John Cage was an extremely inspirational composer of the 20th century who not only created and considered various types of wonderful music, but also considered wonderful ideas about living. More specifically, we found the "10 Rules for Students and Teachers" (Popularized by John Cage) to be extremely motivating. The list was actually created as a project by Sister Corita Kent. The 10 rules of students and teachers really resonated with us. The goal is to soak in as much of life as possible. The ten rules are as follows:
- Find a place you trust and then try trusting it for a while.
- General duties of a student. Pull everything out of your teacher; pull everything out of your fellow students.

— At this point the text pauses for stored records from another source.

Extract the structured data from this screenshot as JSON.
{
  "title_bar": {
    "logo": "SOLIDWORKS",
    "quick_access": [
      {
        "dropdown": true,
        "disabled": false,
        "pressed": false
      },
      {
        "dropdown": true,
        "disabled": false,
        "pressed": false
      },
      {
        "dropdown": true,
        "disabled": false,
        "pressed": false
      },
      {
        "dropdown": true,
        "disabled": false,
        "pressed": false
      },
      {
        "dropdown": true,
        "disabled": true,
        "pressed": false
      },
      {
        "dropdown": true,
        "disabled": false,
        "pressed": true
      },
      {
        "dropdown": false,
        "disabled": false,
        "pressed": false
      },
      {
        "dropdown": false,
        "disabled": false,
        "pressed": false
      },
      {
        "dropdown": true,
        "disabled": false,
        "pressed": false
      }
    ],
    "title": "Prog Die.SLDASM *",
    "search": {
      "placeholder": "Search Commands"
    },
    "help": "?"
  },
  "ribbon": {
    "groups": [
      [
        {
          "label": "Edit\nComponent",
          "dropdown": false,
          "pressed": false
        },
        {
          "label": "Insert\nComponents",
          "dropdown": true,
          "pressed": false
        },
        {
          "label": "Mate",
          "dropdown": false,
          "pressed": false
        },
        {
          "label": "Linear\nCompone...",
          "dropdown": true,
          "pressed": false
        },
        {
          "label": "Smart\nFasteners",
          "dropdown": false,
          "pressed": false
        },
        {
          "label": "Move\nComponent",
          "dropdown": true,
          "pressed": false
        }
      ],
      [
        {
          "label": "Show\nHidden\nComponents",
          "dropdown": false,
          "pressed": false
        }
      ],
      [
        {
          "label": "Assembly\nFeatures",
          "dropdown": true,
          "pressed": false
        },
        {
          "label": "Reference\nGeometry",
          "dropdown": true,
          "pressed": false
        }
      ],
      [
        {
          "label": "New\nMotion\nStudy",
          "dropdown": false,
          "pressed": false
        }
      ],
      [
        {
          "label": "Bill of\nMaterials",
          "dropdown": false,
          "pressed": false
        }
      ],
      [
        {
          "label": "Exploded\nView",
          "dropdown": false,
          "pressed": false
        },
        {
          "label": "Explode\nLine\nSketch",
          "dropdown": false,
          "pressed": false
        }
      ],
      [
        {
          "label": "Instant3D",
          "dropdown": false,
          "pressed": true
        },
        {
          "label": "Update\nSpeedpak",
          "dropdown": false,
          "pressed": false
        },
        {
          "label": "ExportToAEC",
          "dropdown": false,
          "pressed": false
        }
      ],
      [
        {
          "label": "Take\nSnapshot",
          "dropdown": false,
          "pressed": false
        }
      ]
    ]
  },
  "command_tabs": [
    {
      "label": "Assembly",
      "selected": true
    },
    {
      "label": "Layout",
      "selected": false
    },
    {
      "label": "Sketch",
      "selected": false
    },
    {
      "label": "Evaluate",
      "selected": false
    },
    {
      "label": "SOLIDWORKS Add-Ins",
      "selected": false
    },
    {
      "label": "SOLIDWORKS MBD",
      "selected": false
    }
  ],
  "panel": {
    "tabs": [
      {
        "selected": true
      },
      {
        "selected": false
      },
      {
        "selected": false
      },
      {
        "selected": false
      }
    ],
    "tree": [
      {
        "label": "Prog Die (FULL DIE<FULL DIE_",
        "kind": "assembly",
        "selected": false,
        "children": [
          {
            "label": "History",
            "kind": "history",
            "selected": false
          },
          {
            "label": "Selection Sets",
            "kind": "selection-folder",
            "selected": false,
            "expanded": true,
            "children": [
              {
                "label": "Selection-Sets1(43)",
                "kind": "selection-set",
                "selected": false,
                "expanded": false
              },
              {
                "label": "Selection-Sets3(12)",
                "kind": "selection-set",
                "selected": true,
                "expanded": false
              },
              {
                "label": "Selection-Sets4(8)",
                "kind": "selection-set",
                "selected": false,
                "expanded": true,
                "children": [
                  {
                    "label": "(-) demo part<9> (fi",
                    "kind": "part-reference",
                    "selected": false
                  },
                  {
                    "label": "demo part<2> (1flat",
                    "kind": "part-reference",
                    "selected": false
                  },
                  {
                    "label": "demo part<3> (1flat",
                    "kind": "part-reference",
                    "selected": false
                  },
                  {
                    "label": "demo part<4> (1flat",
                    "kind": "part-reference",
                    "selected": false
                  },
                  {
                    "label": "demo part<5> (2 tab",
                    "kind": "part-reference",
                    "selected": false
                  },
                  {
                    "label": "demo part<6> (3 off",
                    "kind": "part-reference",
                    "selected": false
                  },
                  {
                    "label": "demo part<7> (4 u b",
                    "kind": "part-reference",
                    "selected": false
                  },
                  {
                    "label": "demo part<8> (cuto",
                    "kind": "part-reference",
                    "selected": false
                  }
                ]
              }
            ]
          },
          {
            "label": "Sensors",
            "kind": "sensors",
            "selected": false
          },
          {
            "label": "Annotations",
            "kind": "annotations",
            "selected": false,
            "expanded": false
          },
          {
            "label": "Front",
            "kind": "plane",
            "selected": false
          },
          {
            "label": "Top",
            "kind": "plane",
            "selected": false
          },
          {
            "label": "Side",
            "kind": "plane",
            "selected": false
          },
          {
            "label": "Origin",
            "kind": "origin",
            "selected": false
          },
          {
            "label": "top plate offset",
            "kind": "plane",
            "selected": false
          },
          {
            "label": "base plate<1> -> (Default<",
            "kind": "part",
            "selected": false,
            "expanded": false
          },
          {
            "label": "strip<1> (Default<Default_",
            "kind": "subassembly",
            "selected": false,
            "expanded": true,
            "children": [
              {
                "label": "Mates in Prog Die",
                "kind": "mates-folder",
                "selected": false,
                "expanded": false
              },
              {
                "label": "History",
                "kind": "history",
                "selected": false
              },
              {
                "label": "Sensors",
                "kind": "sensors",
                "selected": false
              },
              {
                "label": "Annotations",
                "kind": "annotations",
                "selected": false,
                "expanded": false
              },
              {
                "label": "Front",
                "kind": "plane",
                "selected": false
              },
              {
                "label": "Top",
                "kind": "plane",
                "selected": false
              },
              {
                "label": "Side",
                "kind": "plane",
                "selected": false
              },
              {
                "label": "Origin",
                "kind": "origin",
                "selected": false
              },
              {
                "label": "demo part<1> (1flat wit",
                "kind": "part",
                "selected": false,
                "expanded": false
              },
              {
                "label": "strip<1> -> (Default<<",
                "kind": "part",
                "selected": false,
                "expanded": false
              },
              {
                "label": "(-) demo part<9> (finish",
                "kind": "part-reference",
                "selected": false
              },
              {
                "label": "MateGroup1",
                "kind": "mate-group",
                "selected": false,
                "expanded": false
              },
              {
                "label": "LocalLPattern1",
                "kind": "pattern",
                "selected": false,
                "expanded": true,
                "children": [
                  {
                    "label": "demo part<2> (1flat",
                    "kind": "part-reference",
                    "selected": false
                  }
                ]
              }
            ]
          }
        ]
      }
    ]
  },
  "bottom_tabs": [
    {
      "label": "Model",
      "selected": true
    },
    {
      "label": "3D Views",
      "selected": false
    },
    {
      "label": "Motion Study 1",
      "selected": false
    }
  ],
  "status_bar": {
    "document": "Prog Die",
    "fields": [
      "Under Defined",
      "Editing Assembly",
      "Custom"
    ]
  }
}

- General duties of a teacher; pull everything out of your students.
- Consider everything an experiment.
- Be self-disciplined: this means finding someone wise or smart and choosing to follow them. To be disciplined is to follow in a good way.

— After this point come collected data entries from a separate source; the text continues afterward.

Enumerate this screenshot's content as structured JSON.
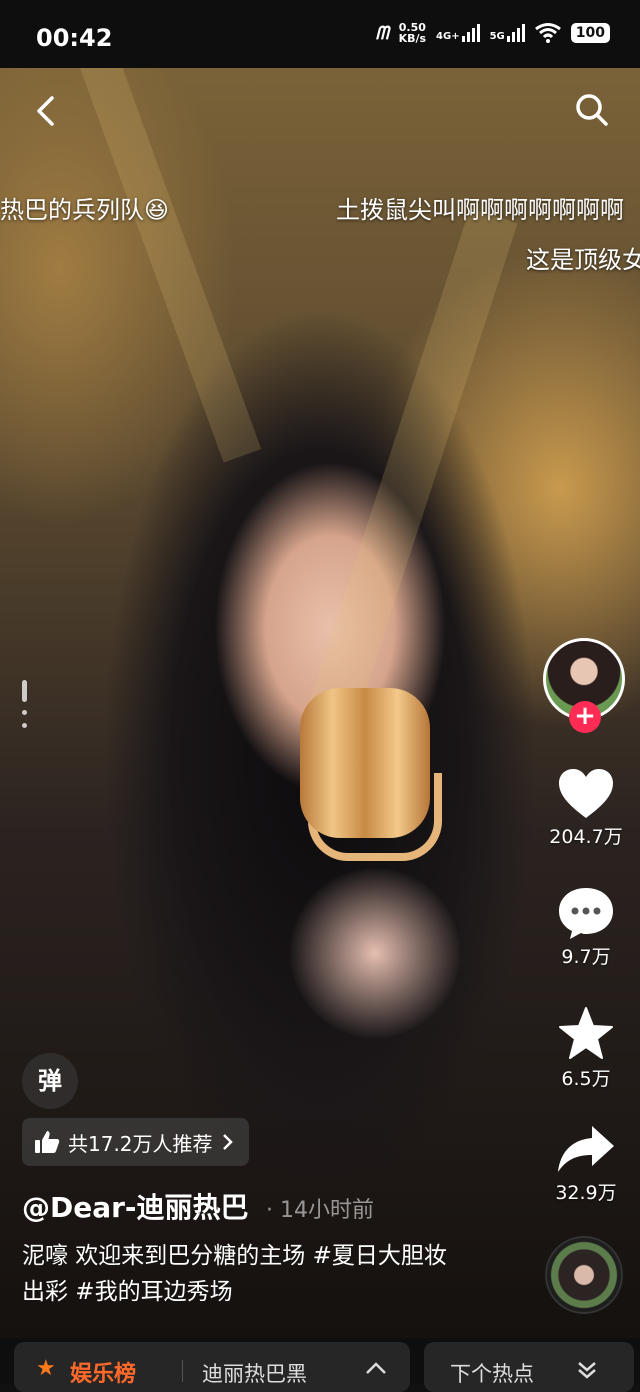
{
  "status_bar": {
    "time": "00:42",
    "net_speed_value": "0.50",
    "net_speed_unit": "KB/s",
    "signal1": "4G+",
    "signal2": "5G",
    "battery": "100"
  },
  "danmaku": [
    "热巴的兵列队😆",
    "土拨鼠尖叫啊啊啊啊啊啊啊",
    "这是顶级女"
  ],
  "rail": {
    "likes": "204.7万",
    "comments": "9.7万",
    "favorites": "6.5万",
    "shares": "32.9万"
  },
  "danmu_button": "弹",
  "recommend_text": "共17.2万人推荐",
  "author": "@Dear-迪丽热巴",
  "post_time": "· 14小时前",
  "description": "泥嚎 欢迎来到巴分糖的主场 #夏日大胆妆出彩 #我的耳边秀场",
  "bottom": {
    "rank_label": "娱乐榜",
    "hot_topic": "迪丽热巴黑",
    "next_label": "下个热点"
  },
  "colors": {
    "accent_red": "#fe2c55",
    "rank_orange": "#ff6a2a"
  }
}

- Nothing is a mistake. There’s no win and no fail, there is only make.
- The only rule is work. If you work it will lead to something. It’s the people who do all the work all of the time who eventually catch on to things.
- Don’t try to create and analyze at the same time. They’re different processes.
- Be happy whenever you can manage it. Enjoy yourself. It’s lighter than you think.
- Were breaking all the rules. Even our own rules. And how do we do that? By leaving plenty of X quantities.
Hints: Always be around. Come or go to everything. Always go to classes. Read anything you can get your hands on. Look at movies carefully. often. Save everything. It might come in handy later.